Steig’s first book for children, Sylvester and the Magic Pebble was created at the insistence of a New Yorker colleague, Robert Krauss. Krauss had started his own publishing company and thought Steig’s sensibility was just right for children. After the book won the Caldecott Medal, Steig himself began to believe that he could create books for children and did so until his death in 2003. Even the books written and illustrated in his eighties, like Pete’s a Pizza, show a remarkable youthful spirit.
During the politically charged seventies, Sylvester and the Magic Pebble got into some hot water. In the book Steig portrays the police as pigs, and some people took offense. Steig always liked to point out, however, that his main protagonists were donkeys!
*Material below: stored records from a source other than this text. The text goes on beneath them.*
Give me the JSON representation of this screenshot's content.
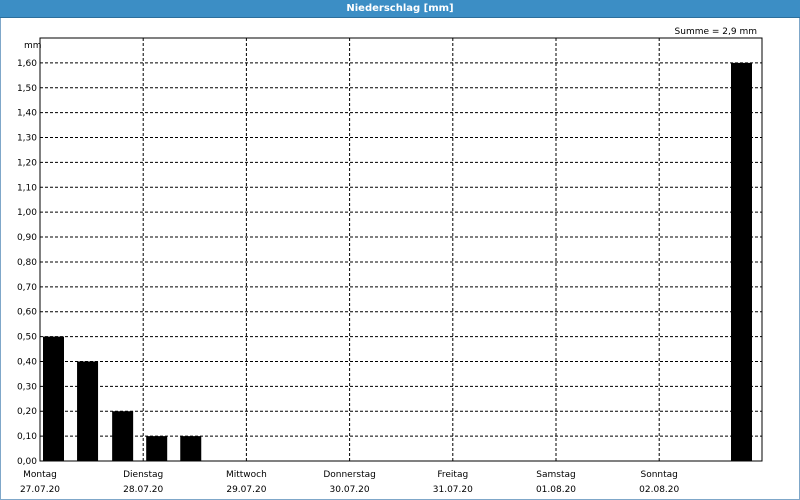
{
  "window": {
    "title": "Niederschlag [mm]"
  },
  "summary": "Summe = 2,9 mm",
  "colors": {
    "titlebar": "#3c8ec5",
    "bar": "#000000",
    "grid": "#000000"
  },
  "chart_data": {
    "type": "bar",
    "title": "Niederschlag [mm]",
    "ylabel": "mm",
    "ylim": [
      0,
      1.7
    ],
    "yticks": [
      "0,00",
      "0,10",
      "0,20",
      "0,30",
      "0,40",
      "0,50",
      "0,60",
      "0,70",
      "0,80",
      "0,90",
      "1,00",
      "1,10",
      "1,20",
      "1,30",
      "1,40",
      "1,50",
      "1,60"
    ],
    "xticks": [
      {
        "day": "Montag",
        "date": "27.07.20"
      },
      {
        "day": "Dienstag",
        "date": "28.07.20"
      },
      {
        "day": "Mittwoch",
        "date": "29.07.20"
      },
      {
        "day": "Donnerstag",
        "date": "30.07.20"
      },
      {
        "day": "Freitag",
        "date": "31.07.20"
      },
      {
        "day": "Samstag",
        "date": "01.08.20"
      },
      {
        "day": "Sonntag",
        "date": "02.08.20"
      }
    ],
    "bars": [
      {
        "day_offset": 0.0,
        "value": 0.5
      },
      {
        "day_offset": 0.33,
        "value": 0.4
      },
      {
        "day_offset": 0.67,
        "value": 0.2
      },
      {
        "day_offset": 1.0,
        "value": 0.1
      },
      {
        "day_offset": 1.33,
        "value": 0.1
      },
      {
        "day_offset": 6.92,
        "value": 1.6
      }
    ],
    "summary": "Summe = 2,9 mm",
    "grid": true
  }
}
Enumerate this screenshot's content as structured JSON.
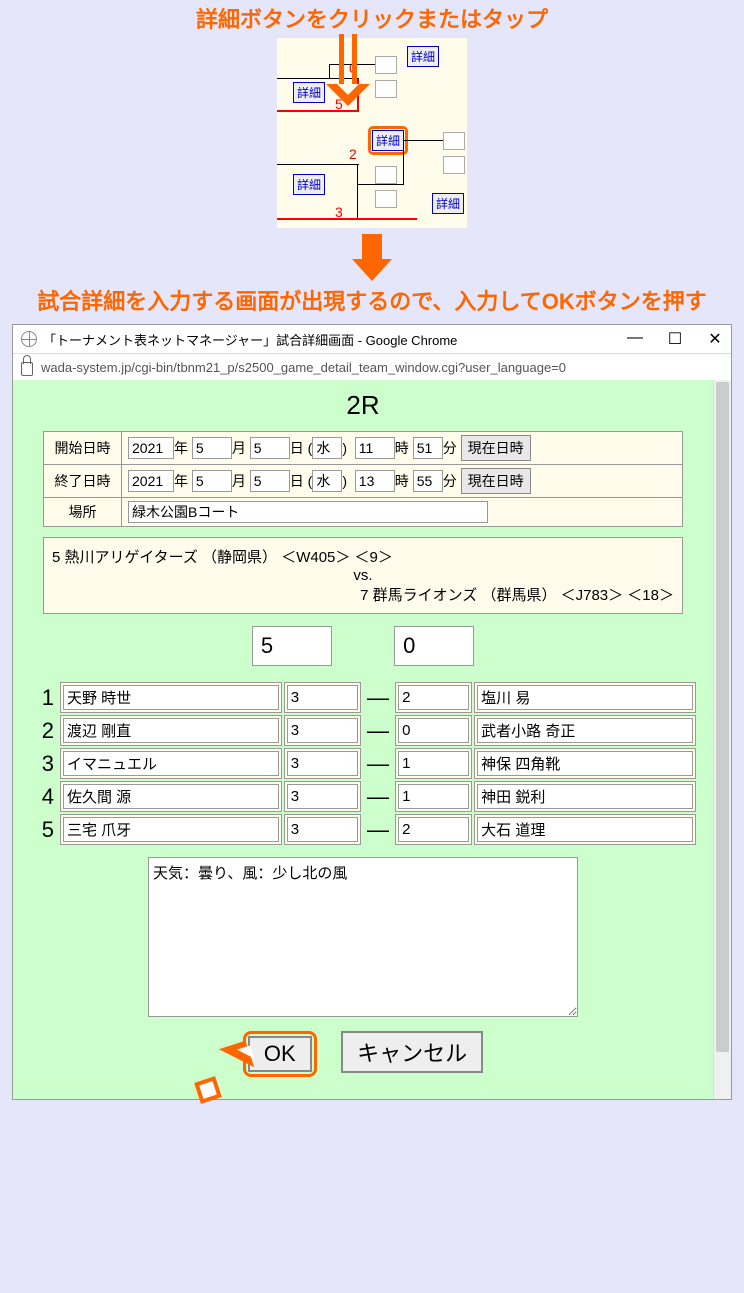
{
  "captions": {
    "top": "詳細ボタンをクリックまたはタップ",
    "bottom": "試合詳細を入力する画面が出現するので、入力してOKボタンを押す"
  },
  "bracket": {
    "detail_label": "詳細",
    "scores": [
      "0",
      "5",
      "2",
      "3"
    ]
  },
  "browser": {
    "title": "「トーナメント表ネットマネージャー」試合詳細画面 - Google Chrome",
    "url": "wada-system.jp/cgi-bin/tbnm21_p/s2500_game_detail_team_window.cgi?user_language=0"
  },
  "round": "2R",
  "labels": {
    "start": "開始日時",
    "end": "終了日時",
    "year": "年",
    "month": "月",
    "day": "日",
    "hour": "時",
    "min": "分",
    "now": "現在日時",
    "place": "場所",
    "vs": "vs.",
    "ok": "OK",
    "cancel": "キャンセル"
  },
  "start": {
    "year": "2021",
    "month": "5",
    "day": "5",
    "dow": "水",
    "hour": "11",
    "min": "51"
  },
  "end": {
    "year": "2021",
    "month": "5",
    "day": "5",
    "dow": "水",
    "hour": "13",
    "min": "55"
  },
  "place": "緑木公園Bコート",
  "matchup": {
    "team_a": "5 熱川アリゲイターズ （静岡県） ＜W405＞ ＜9＞",
    "team_b": "7 群馬ライオンズ （群馬県） ＜J783＞ ＜18＞"
  },
  "total": {
    "a": "5",
    "b": "0"
  },
  "games": [
    {
      "n": "1",
      "pa": "天野 時世",
      "sa": "3",
      "sb": "2",
      "pb": "塩川 易"
    },
    {
      "n": "2",
      "pa": "渡辺 剛直",
      "sa": "3",
      "sb": "0",
      "pb": "武者小路 奇正"
    },
    {
      "n": "3",
      "pa": "イマニュエル",
      "sa": "3",
      "sb": "1",
      "pb": "神保 四角靴"
    },
    {
      "n": "4",
      "pa": "佐久間 源",
      "sa": "3",
      "sb": "1",
      "pb": "神田 鋭利"
    },
    {
      "n": "5",
      "pa": "三宅 爪牙",
      "sa": "3",
      "sb": "2",
      "pb": "大石 道理"
    }
  ],
  "comment": "天気：曇り、風：少し北の風"
}
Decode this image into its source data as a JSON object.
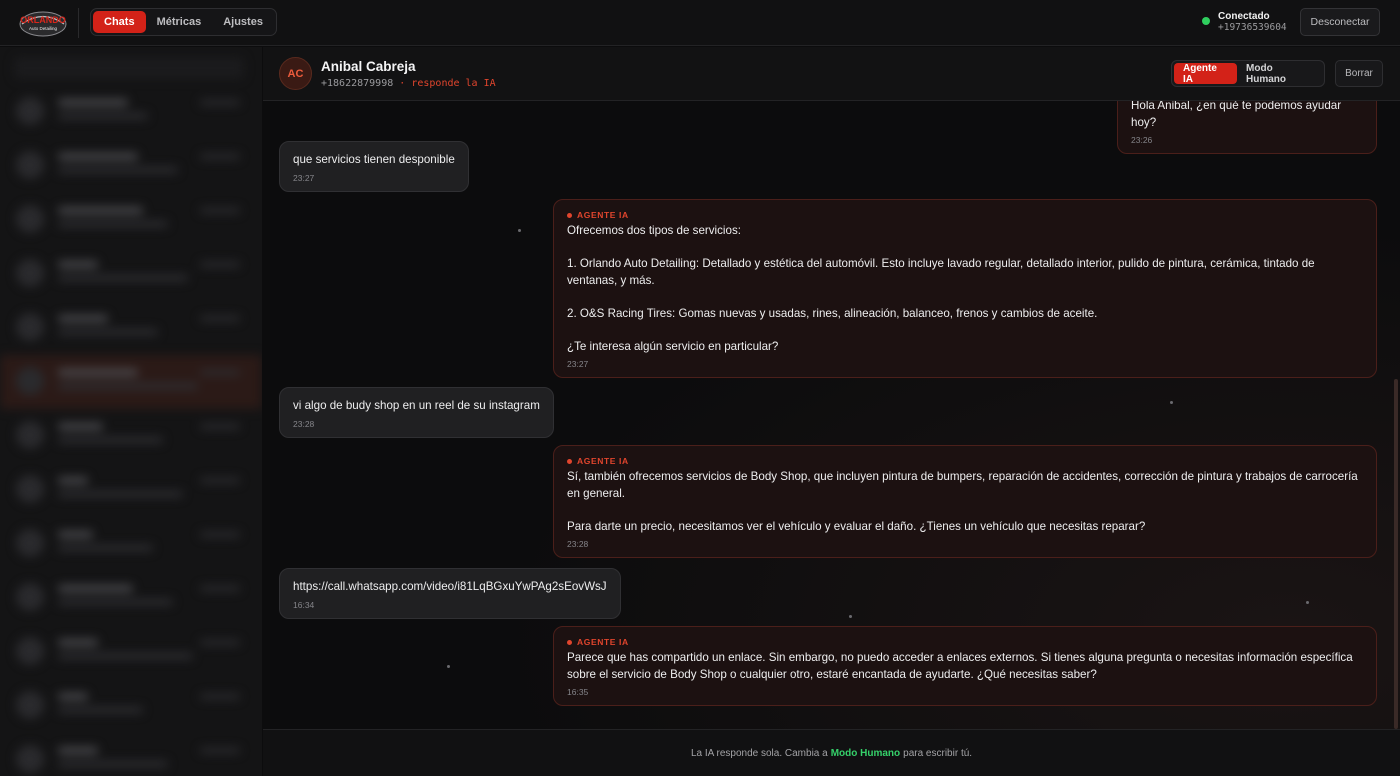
{
  "topbar": {
    "logo_title": "ORLANDO",
    "logo_subtitle": "Auto Detailing",
    "tabs": [
      {
        "label": "Chats",
        "active": true
      },
      {
        "label": "Métricas",
        "active": false
      },
      {
        "label": "Ajustes",
        "active": false
      }
    ],
    "status_label": "Conectado",
    "status_phone": "+19736539604",
    "disconnect_label": "Desconectar"
  },
  "chat": {
    "avatar_initials": "AC",
    "name": "Anibal Cabreja",
    "phone": "+18622879998",
    "separator": "·",
    "responder": "responde la IA",
    "mode_ia_label": "Agente IA",
    "mode_human_label": "Modo Humano",
    "delete_label": "Borrar"
  },
  "messages": [
    {
      "direction": "out",
      "agent_tag": "",
      "text": "Hola Anibal, ¿en qué te podemos ayudar hoy?",
      "time": "23:26"
    },
    {
      "direction": "in",
      "text": "que servicios tienen desponible",
      "time": "23:27"
    },
    {
      "direction": "out",
      "agent_tag": "AGENTE IA",
      "text": "Ofrecemos dos tipos de servicios:\n\n1. Orlando Auto Detailing: Detallado y estética del automóvil. Esto incluye lavado regular, detallado interior, pulido de pintura, cerámica, tintado de ventanas, y más.\n\n2. O&S Racing Tires: Gomas nuevas y usadas, rines, alineación, balanceo, frenos y cambios de aceite.\n\n¿Te interesa algún servicio en particular?",
      "time": "23:27"
    },
    {
      "direction": "in",
      "text": "vi algo de budy shop en un reel de su instagram",
      "time": "23:28"
    },
    {
      "direction": "out",
      "agent_tag": "AGENTE IA",
      "text": "Sí, también ofrecemos servicios de Body Shop, que incluyen pintura de bumpers, reparación de accidentes, corrección de pintura y trabajos de carrocería en general.\n\nPara darte un precio, necesitamos ver el vehículo y evaluar el daño. ¿Tienes un vehículo que necesitas reparar?",
      "time": "23:28"
    },
    {
      "direction": "in",
      "text": "https://call.whatsapp.com/video/i81LqBGxuYwPAg2sEovWsJ",
      "time": "16:34"
    },
    {
      "direction": "out",
      "agent_tag": "AGENTE IA",
      "text": "Parece que has compartido un enlace. Sin embargo, no puedo acceder a enlaces externos. Si tienes alguna pregunta o necesitas información específica sobre el servicio de Body Shop o cualquier otro, estaré encantada de ayudarte. ¿Qué necesitas saber?",
      "time": "16:35"
    }
  ],
  "footer": {
    "before": "La IA responde sola. Cambia a",
    "highlight": "Modo Humano",
    "after": "para escribir tú."
  }
}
Even in his eighties he felt badly that as a newcomer to the field, not accustomed to public speaking, he gave a very brief Caldecott acceptance speech, which offended some member of ALA. Now, of course, all has been forgiven and forgotten. William Steig gave children of the world some of the freshest, funniest, most original picture books ever created. I like to believe that when working in this form he became his true self—the person he was always meant to be.
To become one’s real self is, of course, the goal of all patients in psychotherapy. Maybe this book, and all of Steig’s work, owe far more to Wilhelm Reich than I have ever realized.